KATHERINE MACALISTER visits a restaurant that more than lives up to its good reputation.

It was definitely my turn. But I’d had to bide my time – resentfully. Never has a restaurant been so popular in terms of reviews.

People I didn’t even know turned up at my desk in a constant stream, cap in hand, asking to check out The Black Boy in Headington, such is its reputation.

Which is all well and good, except that I wanted to go, so I waited until the boss’s birthday – a cast-iron excuse – and pounced.

Yes, I knew about the endless awards, the community events, the children-friendly ethos, the cookery classes. The Black Boy’s halo was shining so brightly it was getting in the way of the Kidlington flight path. But when you have a reputation the size of Fatima Whitbread’s biceps, it’s a hard act to live up to.

I was still totally taken aback when we arrived. For a start, I had no idea Old Headington existed as such. That’s Oxford for you – take a wrong turn and you stumble upon these pockets of glory. In this instance you drive past the new Waitrose and keep going, and there is a charming square surrounded by Georgian houses, with the Black Boy perched on the corner, quietly going about its business.

The interior was even more of a surprise. Expecting an olde-worlde gastro pub, the purple flocked wallpaper and clean bright decor were utterly unexpected. Calmed by the cheerful staff and a glass of Prosecco (birthday must, your honour), we were led to the dining room and perused the lunch menus in fascination.

A nice fresh selection, not too predictably autumnal, and some novel dishes, all good.
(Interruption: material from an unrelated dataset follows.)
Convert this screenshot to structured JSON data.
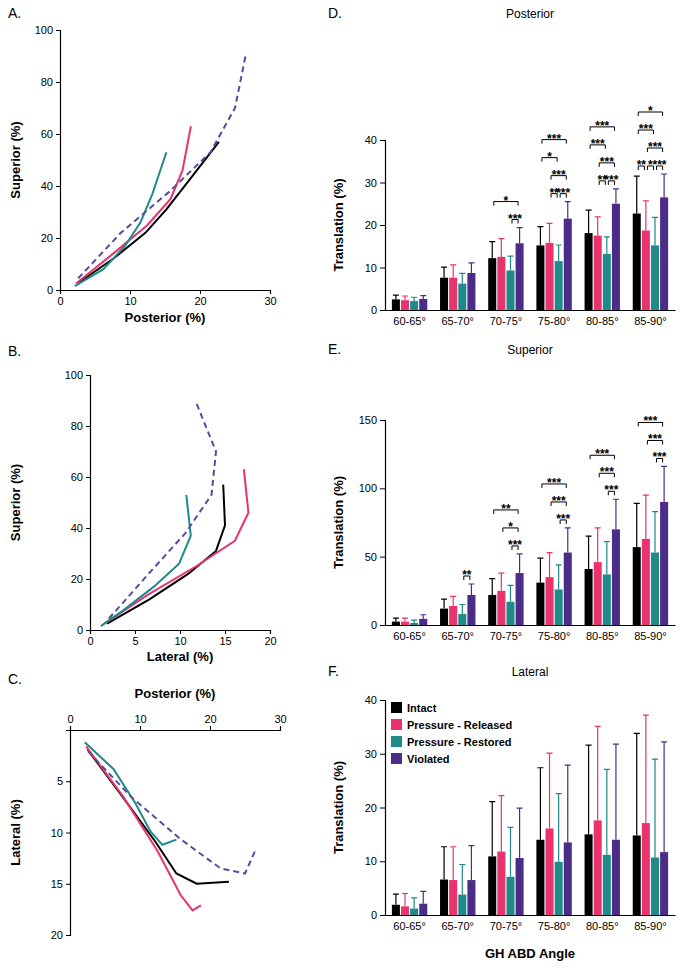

And so we ordered – the Black Boy Greek salad (£6.50) and the chicken liver and foie gras parfait with seasonal chutney (£7.50), two immediate hits.

But it was the mains that carried us away on a culinary dream-boat.

They had me in the palms of their hands from the first mouthful. Simple dishes – the Black Boy beer-battered fish & chips with pea and mint puree (for the dazzlingly good value price of £9.95) and the spiced potato and herb cake with chickpea cassoulet (£9.95).

It may not sound like the kind of food to blow your mind but then that’s to underestimate the skills of chef Chris Bentham, because the seasoning, delicacy and attention to detail of these two dishes was magnificent.

Bearing in mind my boss was working his way through the bottle when he gave this description, it’s more effusive than normal but no less accurate. “Really, really lovely and the batter melts in the mouth. The fish is astonishingly solid without being dry – a tough trick to pull off. As for the puree, a fascinating twist on an old favourite.” Yes, a good lunch.

As for me, the designated driver, my meal was no less spectacular, if slightly more inhibited. The unassuming-sounding potato cakes were so cleverly spiced that they perfectly matched the piquant Moroccan-style cassoulet, a sumptuously exotic dish dropped into suburbia.

Finishing up with a chocolate brownie with vanilla ice cream (£5.95), which had me moaning like Divine Brown at an audition, and some great coffee, we made our triumphant exit – knowing that not only had we finally cracked the holy grail, but it had matched all our expectations. Happy New Year.

* The Black Boy is at 91 Old High Street, Headington, Oxford OX3 9HT. Call 01865 741137.